Sur le plan photographique, c’est la fin du voyage bien qu’il me reste quelques jours. Je profite notamment de la gentillesse de Raed qui doit régler un problème administratif au tribunal d’Alexandrie pour m’incruster, revoir la ville que je n’ai pas visitée depuis… environ 20 ans, ce qui représente quelque chose pour un trentenaire. Et surtout, j’ai envie de voir à quoi ressemble un tribunal dans une grande ville égyptienne très européenne.

 

Évidemment, les gardes à l’entrée ne me laissent pas entrer avec les appareils, c’était prévisible, mais l’expérience reste intéressante. A l’intérieur, les couloirs sont bondés, il règne une agitation manifestement coutumière, des gens courent partout, certains emportant des paquets de dossiers reliés par de la cordelette qu’ils récupèrent sur de gigantesques piles entassées çà et là…

Image extraite du film La Momie (The Mummy) réalisé par Stephen Sommers en 1999. Encore un film qui parle du bordel en Égypte, ça devient dur de parler de coïncidence !

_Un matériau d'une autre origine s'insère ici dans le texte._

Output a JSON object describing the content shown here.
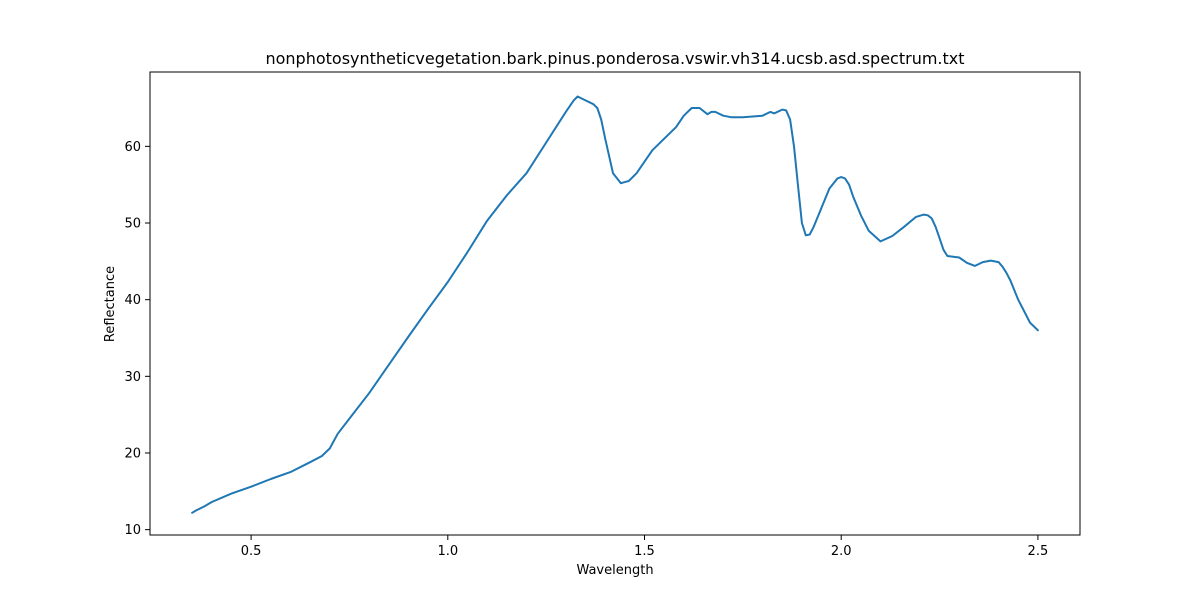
{
  "chart_data": {
    "type": "line",
    "title": "nonphotosyntheticvegetation.bark.pinus.ponderosa.vswir.vh314.ucsb.asd.spectrum.txt",
    "xlabel": "Wavelength",
    "ylabel": "Reflectance",
    "xlim": [
      0.243,
      2.607
    ],
    "ylim": [
      9.3,
      69.7
    ],
    "xticks": [
      0.5,
      1.0,
      1.5,
      2.0,
      2.5
    ],
    "xtick_labels": [
      "0.5",
      "1.0",
      "1.5",
      "2.0",
      "2.5"
    ],
    "yticks": [
      10,
      20,
      30,
      40,
      50,
      60
    ],
    "ytick_labels": [
      "10",
      "20",
      "30",
      "40",
      "50",
      "60"
    ],
    "grid": false,
    "series": [
      {
        "color": "#1f77b4",
        "x": [
          0.35,
          0.36,
          0.38,
          0.4,
          0.45,
          0.5,
          0.55,
          0.6,
          0.65,
          0.68,
          0.7,
          0.72,
          0.75,
          0.8,
          0.85,
          0.9,
          0.95,
          1.0,
          1.05,
          1.1,
          1.15,
          1.2,
          1.25,
          1.3,
          1.32,
          1.33,
          1.35,
          1.37,
          1.38,
          1.39,
          1.4,
          1.42,
          1.44,
          1.46,
          1.48,
          1.5,
          1.52,
          1.55,
          1.58,
          1.6,
          1.62,
          1.64,
          1.66,
          1.67,
          1.68,
          1.7,
          1.72,
          1.75,
          1.8,
          1.82,
          1.83,
          1.85,
          1.86,
          1.87,
          1.88,
          1.89,
          1.9,
          1.91,
          1.92,
          1.93,
          1.95,
          1.97,
          1.99,
          2.0,
          2.01,
          2.02,
          2.03,
          2.05,
          2.07,
          2.1,
          2.13,
          2.16,
          2.19,
          2.21,
          2.22,
          2.23,
          2.24,
          2.25,
          2.26,
          2.27,
          2.3,
          2.32,
          2.34,
          2.36,
          2.38,
          2.4,
          2.41,
          2.42,
          2.43,
          2.45,
          2.47,
          2.48,
          2.49,
          2.5
        ],
        "y": [
          12.2,
          12.5,
          13.0,
          13.6,
          14.7,
          15.6,
          16.6,
          17.5,
          18.8,
          19.6,
          20.6,
          22.5,
          24.5,
          27.8,
          31.5,
          35.2,
          38.8,
          42.3,
          46.2,
          50.3,
          53.6,
          56.5,
          60.5,
          64.5,
          66.0,
          66.5,
          66.0,
          65.5,
          65.0,
          63.5,
          61.0,
          56.5,
          55.2,
          55.5,
          56.5,
          58.0,
          59.5,
          61.0,
          62.5,
          64.0,
          65.0,
          65.0,
          64.2,
          64.5,
          64.5,
          64.0,
          63.8,
          63.8,
          64.0,
          64.5,
          64.3,
          64.8,
          64.7,
          63.5,
          60.0,
          55.0,
          50.0,
          48.4,
          48.5,
          49.5,
          52.0,
          54.5,
          55.8,
          56.0,
          55.8,
          55.0,
          53.5,
          51.0,
          49.0,
          47.6,
          48.3,
          49.5,
          50.8,
          51.1,
          51.0,
          50.6,
          49.5,
          48.0,
          46.5,
          45.7,
          45.5,
          44.8,
          44.4,
          44.9,
          45.1,
          44.9,
          44.3,
          43.5,
          42.5,
          40.0,
          38.0,
          37.0,
          36.5,
          36.0
        ]
      }
    ]
  }
}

Quelques inévitables mouches apprécient le chaos et les fragrances plutôt désagréables qui règnent dans le tribunal. J’apprends que, comme beaucoup de pays à travers le monde, ils se sont largement inspirés du modèle français. Le bordel égyptien sur la lourdeur de l’administration française. Ça fait rêver…

 

Je me réfugie dans une salle d’attente vide à l’étage où je trie mes images en attendant Raed. Très rapidement, la salle se remplit de quidams, d’avocats et qui sait quoi encore pour finir totalement bondée ! Ça tombe bien, j’adore la promiscuité.

 

Un préposé passe avec du thé, tandis que les conversations dont le contenu m’échappe évidemment, arborent cette finesse si particulière qui veut que chaque groupe d’interlocuteurs se hurle mutuellement dessus pour se faire comprendre, ce qui est bien nécessaire à 30cm de distance. Mon voisin de droite écoute la prière à plein volume sur son portable, quant à celui de gauche, manifestement un avocat, il n’hésite pas à ouvrir ses dossiers littéralement sur mon ordinateur… puis à se curer longuement le nez pour en extraire les rebuts, qu’il envoie valser d’un auguste geste du doigt dans la direction opposée. Sans choquer le moins du monde les cibles potentielles assises en face. J’aime le dépaysement.

 

Après une visite (trop) rapide de la ville et notamment du théâtre romain qui est toujours un site de fouilles, nous dînons dans un restaurant copte du bord de mer où le hasard veut que j’entre au son du syrtaki au milieu d’orthodoxes barbus directement sortis d’une image d’Épinal ! Il ne faut pas avoir peur des clichés. Excellent repas, à base de poissons évidemment, qui réveille des vieux et agréables souvenirs.

 

Le retour au Caire est calme et l’activité limitée. Je ne résiste pas à l’idée de faire un tour au souk Khân al-Khalili le vendredi pendant la prière. La foule est dense évidemment, mais je gardais un souvenir plus émerveillé… c’est pas beau de vieillir. Il n’y a quelques dizaines de marchandises différentes qui se répètent de magasin en magasin, toutes identiques, d’une qualité déplorable, fabriquées en Chine… Je finis par tomber sur une dague abîmée mais au charme « rustique » qui me séduit et le marchand en profite pour en demander un prix absolument exorbitant ! Je repars donc les mains vides.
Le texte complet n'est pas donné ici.